Multiple outlets report Netflix has struck a deal for two seasons of the live-action series, with each season clocking in at 10 episodes apiece. Netflix's interest in Sabrina is not surprising. According to the report, the show will be created by numerous same people who worked on Riverdale, with creator Roberto Aguirre-Sacasa writing the pilot and Lee Toland Krieger directing, just as the duo did for the previous show.

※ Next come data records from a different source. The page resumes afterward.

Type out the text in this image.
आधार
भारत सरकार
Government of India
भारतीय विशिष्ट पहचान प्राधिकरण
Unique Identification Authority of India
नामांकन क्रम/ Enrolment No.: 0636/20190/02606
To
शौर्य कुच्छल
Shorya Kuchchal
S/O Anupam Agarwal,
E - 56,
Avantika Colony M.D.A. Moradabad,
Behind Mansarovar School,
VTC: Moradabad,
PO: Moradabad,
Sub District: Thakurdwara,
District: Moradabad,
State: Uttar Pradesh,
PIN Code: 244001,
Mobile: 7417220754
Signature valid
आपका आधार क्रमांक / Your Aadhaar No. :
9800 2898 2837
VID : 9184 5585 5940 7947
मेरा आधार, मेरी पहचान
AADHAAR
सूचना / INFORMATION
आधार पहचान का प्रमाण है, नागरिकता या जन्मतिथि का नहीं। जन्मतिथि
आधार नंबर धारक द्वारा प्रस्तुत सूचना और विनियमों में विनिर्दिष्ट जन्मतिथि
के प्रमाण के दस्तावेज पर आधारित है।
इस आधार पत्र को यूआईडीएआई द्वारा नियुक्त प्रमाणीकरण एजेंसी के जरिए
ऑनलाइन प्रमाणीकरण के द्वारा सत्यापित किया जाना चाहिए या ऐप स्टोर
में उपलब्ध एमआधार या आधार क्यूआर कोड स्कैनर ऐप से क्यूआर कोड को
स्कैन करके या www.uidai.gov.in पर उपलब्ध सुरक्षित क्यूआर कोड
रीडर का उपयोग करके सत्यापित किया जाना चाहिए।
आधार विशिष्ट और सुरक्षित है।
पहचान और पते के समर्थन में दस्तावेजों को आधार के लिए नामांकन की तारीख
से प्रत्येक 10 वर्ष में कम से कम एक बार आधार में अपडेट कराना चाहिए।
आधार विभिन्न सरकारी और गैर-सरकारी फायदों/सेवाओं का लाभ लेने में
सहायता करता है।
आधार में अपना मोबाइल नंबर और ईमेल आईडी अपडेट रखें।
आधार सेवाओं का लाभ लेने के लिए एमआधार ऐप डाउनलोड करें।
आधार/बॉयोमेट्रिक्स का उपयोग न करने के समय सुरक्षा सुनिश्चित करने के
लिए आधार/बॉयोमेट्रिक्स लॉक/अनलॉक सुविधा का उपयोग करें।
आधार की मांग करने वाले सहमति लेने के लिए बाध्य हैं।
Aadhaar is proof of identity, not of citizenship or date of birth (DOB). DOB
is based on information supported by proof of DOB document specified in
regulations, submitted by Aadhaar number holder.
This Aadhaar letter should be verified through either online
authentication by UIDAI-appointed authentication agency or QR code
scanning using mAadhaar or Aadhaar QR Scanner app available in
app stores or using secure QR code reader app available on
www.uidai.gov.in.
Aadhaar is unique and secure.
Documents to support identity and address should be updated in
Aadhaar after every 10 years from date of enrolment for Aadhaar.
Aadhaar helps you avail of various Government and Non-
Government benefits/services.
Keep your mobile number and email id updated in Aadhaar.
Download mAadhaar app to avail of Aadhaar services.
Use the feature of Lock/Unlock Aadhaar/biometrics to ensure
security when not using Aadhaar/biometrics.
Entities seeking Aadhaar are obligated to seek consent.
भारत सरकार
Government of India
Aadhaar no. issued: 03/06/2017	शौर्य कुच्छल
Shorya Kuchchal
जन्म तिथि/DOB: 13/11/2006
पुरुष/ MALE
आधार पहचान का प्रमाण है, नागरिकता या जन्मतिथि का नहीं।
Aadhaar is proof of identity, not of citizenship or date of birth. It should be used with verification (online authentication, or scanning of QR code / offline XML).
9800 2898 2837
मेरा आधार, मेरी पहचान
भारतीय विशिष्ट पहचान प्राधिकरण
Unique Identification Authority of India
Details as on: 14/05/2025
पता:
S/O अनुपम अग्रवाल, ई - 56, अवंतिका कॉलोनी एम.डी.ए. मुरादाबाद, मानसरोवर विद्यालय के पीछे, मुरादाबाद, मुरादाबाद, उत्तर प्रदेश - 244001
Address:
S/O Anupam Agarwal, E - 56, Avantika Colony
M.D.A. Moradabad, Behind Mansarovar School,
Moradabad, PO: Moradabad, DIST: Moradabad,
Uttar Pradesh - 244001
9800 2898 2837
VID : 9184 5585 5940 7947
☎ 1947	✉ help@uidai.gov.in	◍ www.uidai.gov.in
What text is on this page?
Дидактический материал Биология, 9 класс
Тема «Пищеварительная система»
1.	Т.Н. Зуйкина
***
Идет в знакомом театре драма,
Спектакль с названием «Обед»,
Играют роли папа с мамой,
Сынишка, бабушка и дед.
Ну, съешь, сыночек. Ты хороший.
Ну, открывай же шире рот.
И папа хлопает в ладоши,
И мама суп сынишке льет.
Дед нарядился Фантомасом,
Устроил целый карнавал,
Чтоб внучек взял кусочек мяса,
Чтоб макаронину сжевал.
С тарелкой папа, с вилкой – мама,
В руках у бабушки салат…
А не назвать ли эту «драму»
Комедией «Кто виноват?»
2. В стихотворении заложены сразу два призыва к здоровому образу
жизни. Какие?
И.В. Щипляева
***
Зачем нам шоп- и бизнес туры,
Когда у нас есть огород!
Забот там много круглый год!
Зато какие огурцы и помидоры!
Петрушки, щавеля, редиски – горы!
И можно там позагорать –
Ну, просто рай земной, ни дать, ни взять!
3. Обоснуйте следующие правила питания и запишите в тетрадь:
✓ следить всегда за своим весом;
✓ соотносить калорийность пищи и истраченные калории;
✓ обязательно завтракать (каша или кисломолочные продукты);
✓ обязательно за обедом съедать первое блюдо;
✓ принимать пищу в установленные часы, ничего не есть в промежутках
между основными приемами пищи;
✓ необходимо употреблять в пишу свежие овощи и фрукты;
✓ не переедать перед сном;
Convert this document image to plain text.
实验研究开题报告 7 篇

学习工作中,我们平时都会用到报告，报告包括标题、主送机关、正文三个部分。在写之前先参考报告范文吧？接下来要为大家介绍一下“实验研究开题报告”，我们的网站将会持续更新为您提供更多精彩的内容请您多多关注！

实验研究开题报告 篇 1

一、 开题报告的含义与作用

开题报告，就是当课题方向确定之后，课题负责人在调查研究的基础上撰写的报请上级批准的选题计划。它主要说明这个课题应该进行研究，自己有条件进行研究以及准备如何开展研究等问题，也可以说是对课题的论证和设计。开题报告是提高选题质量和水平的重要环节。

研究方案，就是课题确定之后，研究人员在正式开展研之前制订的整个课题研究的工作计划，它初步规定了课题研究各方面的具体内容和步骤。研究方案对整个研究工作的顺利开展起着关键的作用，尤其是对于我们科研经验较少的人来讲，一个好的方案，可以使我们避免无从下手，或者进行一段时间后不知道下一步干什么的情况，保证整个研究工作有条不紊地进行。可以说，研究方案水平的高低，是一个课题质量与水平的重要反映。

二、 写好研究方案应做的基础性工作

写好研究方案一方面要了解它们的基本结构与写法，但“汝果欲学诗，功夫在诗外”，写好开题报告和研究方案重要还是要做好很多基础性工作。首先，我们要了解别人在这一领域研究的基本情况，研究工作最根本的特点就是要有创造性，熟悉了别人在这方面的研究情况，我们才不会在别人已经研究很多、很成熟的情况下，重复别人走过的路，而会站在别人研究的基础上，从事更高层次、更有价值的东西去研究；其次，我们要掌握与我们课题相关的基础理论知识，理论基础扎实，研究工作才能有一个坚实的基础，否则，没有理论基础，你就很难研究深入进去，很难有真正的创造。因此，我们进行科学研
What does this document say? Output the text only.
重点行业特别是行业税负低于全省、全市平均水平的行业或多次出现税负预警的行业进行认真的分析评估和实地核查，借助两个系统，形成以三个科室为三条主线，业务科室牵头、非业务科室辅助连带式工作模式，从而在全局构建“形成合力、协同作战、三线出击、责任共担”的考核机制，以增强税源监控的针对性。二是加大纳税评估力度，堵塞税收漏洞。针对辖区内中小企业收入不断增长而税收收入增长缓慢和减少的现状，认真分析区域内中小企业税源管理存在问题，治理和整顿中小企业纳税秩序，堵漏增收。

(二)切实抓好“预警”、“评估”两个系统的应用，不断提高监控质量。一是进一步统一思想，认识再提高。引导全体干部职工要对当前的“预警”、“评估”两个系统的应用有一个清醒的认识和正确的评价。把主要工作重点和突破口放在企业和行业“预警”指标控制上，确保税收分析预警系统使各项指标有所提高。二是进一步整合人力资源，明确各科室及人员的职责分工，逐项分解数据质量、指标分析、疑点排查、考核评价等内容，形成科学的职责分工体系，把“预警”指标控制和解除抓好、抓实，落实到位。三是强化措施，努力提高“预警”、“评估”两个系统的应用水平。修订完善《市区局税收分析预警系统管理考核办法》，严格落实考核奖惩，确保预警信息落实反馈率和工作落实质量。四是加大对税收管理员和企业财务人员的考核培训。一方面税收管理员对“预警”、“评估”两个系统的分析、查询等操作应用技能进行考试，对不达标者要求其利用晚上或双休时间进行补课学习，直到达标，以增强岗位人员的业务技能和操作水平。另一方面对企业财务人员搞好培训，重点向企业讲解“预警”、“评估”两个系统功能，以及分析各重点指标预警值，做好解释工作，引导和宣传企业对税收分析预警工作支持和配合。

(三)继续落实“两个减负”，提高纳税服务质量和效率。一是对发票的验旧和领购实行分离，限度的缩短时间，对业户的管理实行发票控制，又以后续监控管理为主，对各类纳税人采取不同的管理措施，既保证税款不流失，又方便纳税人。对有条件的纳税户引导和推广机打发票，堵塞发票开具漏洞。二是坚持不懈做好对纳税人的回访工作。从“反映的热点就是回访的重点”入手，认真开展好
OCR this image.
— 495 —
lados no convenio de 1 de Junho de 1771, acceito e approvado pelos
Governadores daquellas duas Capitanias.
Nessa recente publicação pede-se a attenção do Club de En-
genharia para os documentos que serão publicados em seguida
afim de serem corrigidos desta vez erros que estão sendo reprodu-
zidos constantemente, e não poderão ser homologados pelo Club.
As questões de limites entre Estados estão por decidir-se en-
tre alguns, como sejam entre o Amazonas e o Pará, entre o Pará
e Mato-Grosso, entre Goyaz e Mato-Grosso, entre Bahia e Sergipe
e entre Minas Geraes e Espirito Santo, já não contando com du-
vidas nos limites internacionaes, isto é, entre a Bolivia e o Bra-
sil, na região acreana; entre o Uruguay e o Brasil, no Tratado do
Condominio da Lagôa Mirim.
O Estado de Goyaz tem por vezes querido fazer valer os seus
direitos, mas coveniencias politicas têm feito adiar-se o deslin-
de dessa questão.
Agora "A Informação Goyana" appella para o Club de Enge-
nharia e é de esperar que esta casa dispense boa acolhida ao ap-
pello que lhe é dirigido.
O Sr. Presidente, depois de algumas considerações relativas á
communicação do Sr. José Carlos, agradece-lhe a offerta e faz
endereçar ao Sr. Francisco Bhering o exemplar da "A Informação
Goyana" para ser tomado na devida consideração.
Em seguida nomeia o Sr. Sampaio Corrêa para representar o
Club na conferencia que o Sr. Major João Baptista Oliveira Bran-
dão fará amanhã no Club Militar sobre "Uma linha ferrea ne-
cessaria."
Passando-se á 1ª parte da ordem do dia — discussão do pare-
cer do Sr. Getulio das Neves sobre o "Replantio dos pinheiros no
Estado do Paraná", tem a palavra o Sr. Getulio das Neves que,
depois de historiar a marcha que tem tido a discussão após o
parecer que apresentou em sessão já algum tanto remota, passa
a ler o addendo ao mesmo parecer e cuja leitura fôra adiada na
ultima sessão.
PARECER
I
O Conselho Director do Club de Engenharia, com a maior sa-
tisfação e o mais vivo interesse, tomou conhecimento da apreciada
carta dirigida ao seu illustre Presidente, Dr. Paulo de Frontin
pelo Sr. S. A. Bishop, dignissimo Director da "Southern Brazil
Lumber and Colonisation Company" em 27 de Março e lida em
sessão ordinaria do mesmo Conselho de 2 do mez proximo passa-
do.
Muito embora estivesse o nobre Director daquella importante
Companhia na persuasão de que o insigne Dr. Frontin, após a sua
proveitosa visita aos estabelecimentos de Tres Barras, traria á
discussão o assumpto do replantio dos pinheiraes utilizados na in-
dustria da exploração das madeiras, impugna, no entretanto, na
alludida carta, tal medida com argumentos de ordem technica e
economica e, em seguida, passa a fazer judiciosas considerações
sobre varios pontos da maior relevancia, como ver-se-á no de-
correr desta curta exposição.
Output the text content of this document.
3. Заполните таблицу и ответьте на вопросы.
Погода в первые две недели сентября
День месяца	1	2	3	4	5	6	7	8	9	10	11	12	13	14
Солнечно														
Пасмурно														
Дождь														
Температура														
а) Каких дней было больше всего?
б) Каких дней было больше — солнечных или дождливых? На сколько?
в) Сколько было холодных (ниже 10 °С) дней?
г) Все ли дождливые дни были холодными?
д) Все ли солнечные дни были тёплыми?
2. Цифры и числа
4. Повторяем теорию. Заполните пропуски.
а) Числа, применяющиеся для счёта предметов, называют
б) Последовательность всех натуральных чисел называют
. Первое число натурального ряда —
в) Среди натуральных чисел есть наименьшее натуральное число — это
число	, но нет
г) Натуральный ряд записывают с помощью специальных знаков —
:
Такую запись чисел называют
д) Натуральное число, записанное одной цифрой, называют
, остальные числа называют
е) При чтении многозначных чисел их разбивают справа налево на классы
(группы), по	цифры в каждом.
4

Aguirre-Sacasa will still be executive producing the show now that it's found a new home on Netflix. "TV will own the Sabrina series, while "'Riverdale' is a co-production with CBS TV Studios". Netflix hasn't issued any information about how the series would be rolled out, but assuming we could see the two seasons in one calendar year looks like a good bet.
Given that description, it's likely the series will have little in common-tonally, at least-with the 1990s comedy series that starred Melissa Joan Hart as the titular adolescent spellcaster.
Though previously announced as being in development at The CW, to function as a companion to their hit series Riverdale, The Hollywood Reporter brings word that the new Sabrina the Teenage Witch series has now landed at Netflix.
"UNTITLED SABRINA SERIES imagines the origin and adventures of Sabrina the Teenage Witch as a dark coming-of-age story that traffics in horror, the occult and, of course, witchcraft", Netflix revealed in a press release.
Now the hunt is on for the actress to play the lead witch. According to Variety, Warner Bros. It's worth noting that Netflix already holds the streaming rights to Riverdale, and that the first show's ratings jump in Season 2 can largely be attributed to new fans discovering it on Netflix before its sophomore outing began on regular TV this fall.
While THR focuses on the popularity of Riverdale as a strong incentive for Netflix to take the show all by itself, it also works to capture an audience not always well-served by Netflix's current library: millennials and younger, primarily women, and a rabid fanbase.